# Location of antenna relay?



## OnTheRoad (Dec 19, 2005)

Where the antenna relay for the auto antenna on a 93 Maxima GXE?

OnTheRoad


----------



## MyGreenMax94 (Dec 17, 2005)

What is wrong with your antenna..symtoms??


----------



## OnTheRoad (Dec 19, 2005)

MyGreenMax94 said:


> What is wrong with your antenna..symtoms??


I'm getting a parasitic drain and am looking into the usual list of suspects. The automatic antenna was the problem on my other car, so ....


----------



## MyGreenMax94 (Dec 17, 2005)

OnTheRoad said:


> I'm getting a parasitic drain and am looking into the usual list of suspects. The automatic antenna was the problem on my other car, so ....



Just turn the car on and let the antenna raise up then unplug it...If the drain goes away then you found it...

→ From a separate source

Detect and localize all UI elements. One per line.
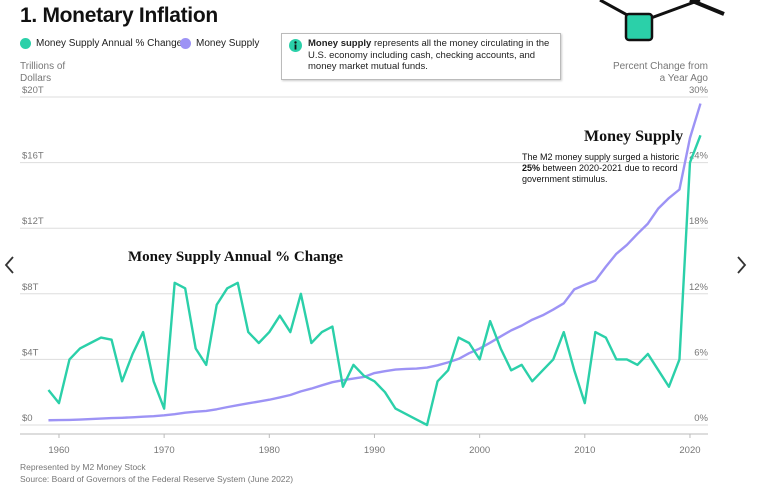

But here is the antenna wiring diagram for shits and giggles..


----------



## OnTheRoad (Dec 19, 2005)

Thanks. Turned out to be the alarm. Off, but one contact open - the hood.
Is the relay on the antenna unit or located elsewhere?

OnTheRoad.



MyGreenMax94 said:


> Just turn the car on and let the antenna raise up then unplug it...If the drain goes away then you found it...
> 
> But here is the antenna wiring diagram for shits and giggles..


----------



## MyGreenMax94 (Dec 17, 2005)

OnTheRoad said:


> Thanks. Turned out to be the alarm. Off, but one contact open - the hood.
> Is the relay on the antenna unit or located elsewhere?
> 
> OnTheRoad.



The fsm doesn't say where it is located...It might be on the antenna assembly itself...If not you might have to trace the wiring from the antenna to the front to find it...


----------